The U.S. Department of Commerce announced Wednesday it will stick by an April decision to lift import duties on 32 Vietnamese shrimp exporters, following a review by the department’s International Trade Commission.
Those companies had been subjected to a 4.58 percent duty – essentially a tax to account for what U.S. shrimp producers contend are unfair advantages enjoyed by Asian warm-water shrimp companies.
It was all part of a 13th administrative review of shrimp imports by Commerce officials, who could have imposed duties over 25 percent on the Vietnamese products.

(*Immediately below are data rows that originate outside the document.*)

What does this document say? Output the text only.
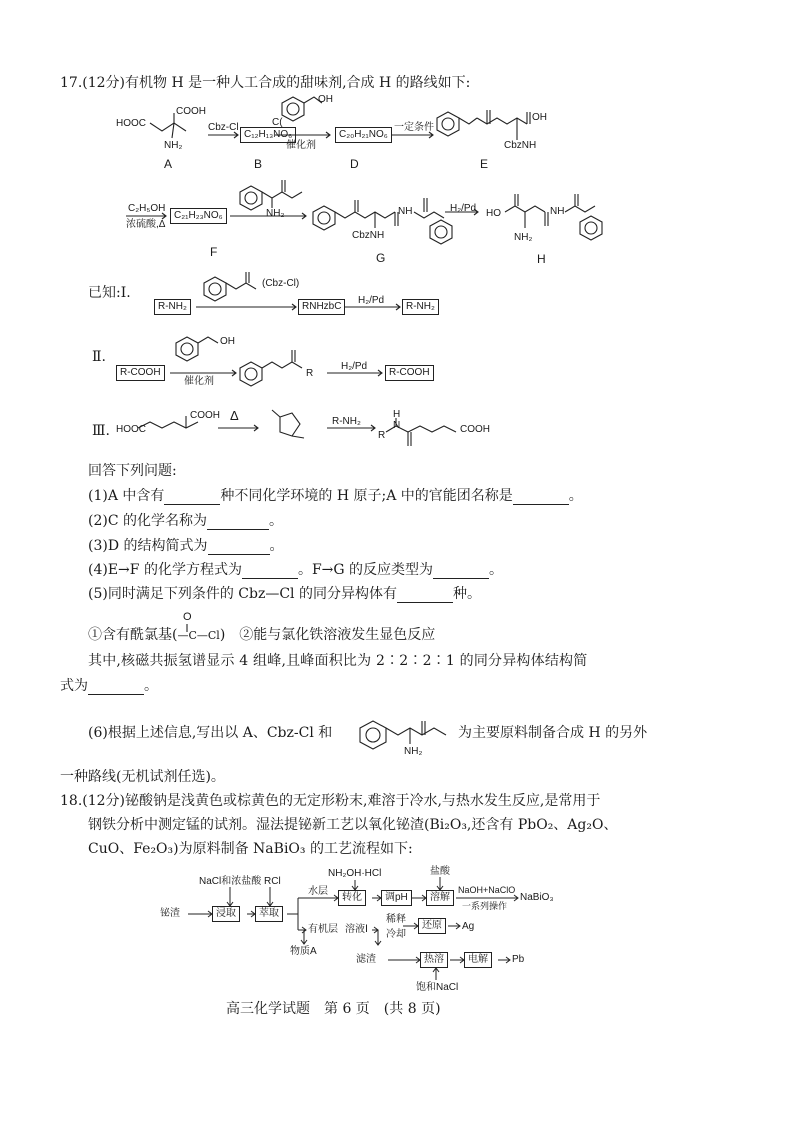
17.(12分)有机物 H 是一种人工合成的甜味剂,合成 H 的路线如下:
HOOC
COOH
NH₂
A
Cbz-Cl
C₁₂H₁₃NO₆
B
C(
OH
催化剂
C₂₀H₂₁NO₆
D
一定条件
OH
CbzNH
E
C₂H₅OH
浓硫酸,Δ
C₂₁H₂₃NO₆
F
NH₂	NH
CbzNH
G
H₂/Pd HO
NH₂
NH
H
已知:Ⅰ.
R-NH₂
(Cbz-Cl)
RNHzbC
H₂/Pd
R-NH₂
Ⅱ.
R-COOH
OH
催化剂
R
H₂/Pd
R-COOH
Ⅲ. HOOC
COOH Δ	R-NH₂
R
N
H
COOH
回答下列问题:
(1)A 中含有	种不同化学环境的 H 原子;A 中的官能团名称是	。
(2)C 的化学名称为	。
(3)D 的结构简式为	。
(4)E→F 的化学方程式为	。F→G 的反应类型为	。
(5)同时满足下列条件的 Cbz—Cl 的同分异构体有	种。
O
①含有酰氯基(—C—Cl) ②能与氯化铁溶液发生显色反应
其中,核磁共振氢谱显示 4 组峰,且峰面积比为 2∶2∶2∶1 的同分异构体结构简
式为	。
(6)根据上述信息,写出以 A、Cbz-Cl 和
NH₂
为主要原料制备合成 H 的另外
一种路线(无机试剂任选)。
18.(12分)铋酸钠是浅黄色或棕黄色的无定形粉末,难溶于冷水,与热水发生反应,是常用于
钢铁分析中测定锰的试剂。湿法提铋新工艺以氧化铋渣(Bi₂O₃,还含有 PbO₂、Ag₂O、
CuO、Fe₂O₃)为原料制备 NaBiO₃ 的工艺流程如下:
铋渣
NaCl和浓盐酸
浸取
RCl
萃取
水层
NH₂OH·HCl
转化	调pH
盐酸
溶解
NaOH+NaClO
一系列操作
NaBiO₃
有机层 溶液Ⅰ
稀释
冷却
还原	Ag
物质A
滤渣	热溶	电解	Pb
饱和NaCl
高三化学试题　第 6 页　(共 8 页)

“Every country that exports shrimp to the U.S. is going through their review now,” said David Veal, executive director of the American Shrimp Processors Association, which advocates for U.S. shrimp producers and is a contestant in the regular cycle of petitioning Commerce officials to examine the market.
This round pitted the ASPA and its 185 U.S. companies with the Ad Hoc Shrimp Trade Action Committee and various companies in Vietnam. The final review started in May, and a Federal Register notice this week announced that Commerce would rescind the duty.
In its anti-dumping investigations the department picks a handful of companies to examine their costs, pricing and other factors, using the results as a proxy for the larger industry, Veal explained.
It’s an evolving regulatory process.
“As time goes on, those (foreign) companies get better and better with their records,” he said. “They learn how the game gets played, as all businesses do.”
The decision will not have much noticeable effect on the market. Vietnam already exports more than 58,000 metric tons of frozen shrimp to the U.S. annually, just part of Vietnam’s annual $1.9 billion in global sales that in 2018 placed in No. 3 in the world with almost 11 percent of frozen shrimp production.
The tariff recession comes days before a new Louisiana state law takes effect requiring restaurants to disclose to customers when they are serving imported shrimp. That measure has been long sought by the U.S. industry, whose advocates contrast wild American shrimp with farmed product from Asia that is lightly regulated and rarely inspected.
The law will have a limited effect apart from forcing restaurants to be honest with their customers, says Veal and other advocates.
“The fact is that restaurants buy on cost like anyone else,” and the price differential between U.S. and imported shrimp can be $1 to $2 per pound, Veal said.
“The thing it will do is force them to be honest with the public,” he added.